‘Annette’ di Leos Carax apre la 74ª edizione del festival di Cannes. Intendo, ma meno originale, ‘Tout s’est bien passé’ di François Ozon
Giornata di sole sulla Croisette, dove il Festival fa i conti con la lenta ripartenza di un mercato che si presenta dal vivo e online. Ed è proprio dal vivo che si notano le troppe assenze: nella confusione che regna nei vari Paesi per il Covid, nessuno rischia di arrivare qui e doversi fare una quarantena, e magari un’altra al ritorno. Il problema del Mercato è fondamentale non solo economicamente ma anche per la vivacità sociale, con centinaia di feste e party che il mercato propone. Di più, Cannes si trova a fare i conti con il suo essere l’ultimo paladino a difesa delle sale: Venezia si gode Netflix e si è già aggiudicata oltre al nuovo Almodovar, Jane Campion con “Power Of The Dog”, Paolo Sorrentino con “The Hand of God” Ana Lily Amirpour con “Mona Lisa The Blood Moon, e il nuovo Pablo Larrain con “Spencer” che vede Kristen Stewart come Principessa Diana.

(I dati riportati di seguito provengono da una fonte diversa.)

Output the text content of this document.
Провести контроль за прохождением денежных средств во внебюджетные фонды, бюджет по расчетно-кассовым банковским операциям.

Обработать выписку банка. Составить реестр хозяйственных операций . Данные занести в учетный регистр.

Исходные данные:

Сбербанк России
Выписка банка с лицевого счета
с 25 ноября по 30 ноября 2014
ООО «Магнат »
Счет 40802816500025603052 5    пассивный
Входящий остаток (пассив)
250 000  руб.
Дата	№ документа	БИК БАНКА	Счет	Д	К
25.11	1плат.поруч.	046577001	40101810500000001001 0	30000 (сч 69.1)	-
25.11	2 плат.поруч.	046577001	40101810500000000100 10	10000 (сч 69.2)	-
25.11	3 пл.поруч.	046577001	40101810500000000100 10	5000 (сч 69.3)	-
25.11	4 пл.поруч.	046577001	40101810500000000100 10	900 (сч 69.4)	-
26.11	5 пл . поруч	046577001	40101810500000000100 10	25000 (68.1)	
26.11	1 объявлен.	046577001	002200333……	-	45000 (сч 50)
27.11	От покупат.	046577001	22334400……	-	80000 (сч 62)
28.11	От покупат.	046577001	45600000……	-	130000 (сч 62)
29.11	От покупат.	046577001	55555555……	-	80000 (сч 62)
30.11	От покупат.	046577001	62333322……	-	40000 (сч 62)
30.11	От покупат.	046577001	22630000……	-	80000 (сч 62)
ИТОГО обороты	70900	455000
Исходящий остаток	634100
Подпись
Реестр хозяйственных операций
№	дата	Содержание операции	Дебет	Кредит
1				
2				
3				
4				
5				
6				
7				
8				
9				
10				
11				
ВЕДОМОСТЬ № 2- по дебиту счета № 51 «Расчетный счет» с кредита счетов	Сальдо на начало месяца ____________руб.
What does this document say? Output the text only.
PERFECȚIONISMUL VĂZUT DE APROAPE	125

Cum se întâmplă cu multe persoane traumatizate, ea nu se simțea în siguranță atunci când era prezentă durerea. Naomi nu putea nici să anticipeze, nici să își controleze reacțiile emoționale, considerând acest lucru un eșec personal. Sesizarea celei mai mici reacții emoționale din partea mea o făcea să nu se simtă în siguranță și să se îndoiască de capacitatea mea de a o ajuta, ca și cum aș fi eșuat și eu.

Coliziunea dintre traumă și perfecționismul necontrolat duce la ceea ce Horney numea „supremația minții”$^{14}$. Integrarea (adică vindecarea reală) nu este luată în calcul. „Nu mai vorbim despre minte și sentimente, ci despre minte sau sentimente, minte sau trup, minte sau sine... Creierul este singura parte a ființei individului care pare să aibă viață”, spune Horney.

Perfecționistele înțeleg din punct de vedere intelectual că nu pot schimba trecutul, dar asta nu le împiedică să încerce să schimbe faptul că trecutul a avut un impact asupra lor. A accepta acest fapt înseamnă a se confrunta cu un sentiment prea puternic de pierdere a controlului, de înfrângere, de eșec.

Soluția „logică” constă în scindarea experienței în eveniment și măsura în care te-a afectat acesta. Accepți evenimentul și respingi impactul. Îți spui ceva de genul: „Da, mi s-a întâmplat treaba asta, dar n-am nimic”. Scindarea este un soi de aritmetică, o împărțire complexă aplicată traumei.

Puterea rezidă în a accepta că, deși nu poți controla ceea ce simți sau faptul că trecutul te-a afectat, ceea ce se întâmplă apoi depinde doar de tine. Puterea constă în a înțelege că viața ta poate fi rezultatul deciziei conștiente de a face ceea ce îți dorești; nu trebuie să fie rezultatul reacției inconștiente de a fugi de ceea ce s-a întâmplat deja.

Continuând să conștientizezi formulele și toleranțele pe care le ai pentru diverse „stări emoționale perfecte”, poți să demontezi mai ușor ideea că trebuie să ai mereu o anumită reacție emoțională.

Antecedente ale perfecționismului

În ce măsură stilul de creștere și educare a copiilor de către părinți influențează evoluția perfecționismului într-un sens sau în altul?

Ma restiamo a Cannes, perché proprio il film scelto dal direttore Thierry Frémaux per l’inaugurazione è un canto al cinema e a una società in cui sempre più forte è l’esigenza di un cambiamento culturale dei maschi. Perché questo spiazzante ‘Annette’ di Leos Carax – che lo stesso regista ha scritto e sceneggiato con i fratelli Ron e Russell Mael è un musical moderno, fortemente politico e volutamente ricco della bellezza della finzione cinematografica. Un film che cantando amore e famiglia mette in mostra l’anello debole della costruzione sociale: l’uomo capace di tradire la moglie e poi sopprimerla con spietata freddezza e capace di sfruttare per le sue tasche anche la sua piccola creatura. Le musiche sono di Sparks (il gruppo formato dagli stessi Mael, non peccano di originalità ma sono molto efficaci), bella la fotografia di Caroline Champetier. Ma sono i protagonisti ad assumersi un importante ruolo narrativo, soprattutto Adam Driver nella parte ingrata del maschio, un comico teatrale famoso per le sue provocazioni, un ruolo che offre all’attore di dare prova a tutto tondo della sua preziosa professionalità. Prima innamorata poi decisa nemica è la sempre puntuale e attenta Marion Cotillard, qui come cantante lirica dalla splendida voce. Di grande invenzione è la loro figlia che subito appare come un burattino ben congeniato e truccato, una bambola fatta appositamente e che raccoglierà la voce della madre. Al termine applausi convinti, per questo melodramma che rileggendone i canoni ne celebra l’attualità.
Meno originale, ma lo stesso molto intenso è il nuovo film di François Ozon ‘Tout s’est bien passé’. Un film sulla fine della vita, argomento in generale qui trattato in passato da opere importanti come ‘Amour’ di Michael Haneke che vinse la Palma d’oro nel 2012. Con Ozon ci troviamo con Emmanuèle (la brava Sophie Marceau, che di strada ne ha fatta tanta e bene da quel ‘Il tempo delle mele’ che la rivelò) che si trova a fare i conti con il vecchio padre (il sempre perfetto André Dussollier) che dopo un grave infarto si ritrova malato e mezzo paralizzato in una camera d’ospedale. L’uomo le chiede di aiutarlo a farlo morire. Poche parole che uccidono la coscienza, che impediscono alla mente di ragionare, al cuore di parlare, alla voce di urlare. Un tema intimo eppure esplosivo nel nostro vivere sociale, nelle imposizioni morali e religiose. Ecco perché questo è un film necessario da vedere e discutere. Cannes è cominciato col piede giusto.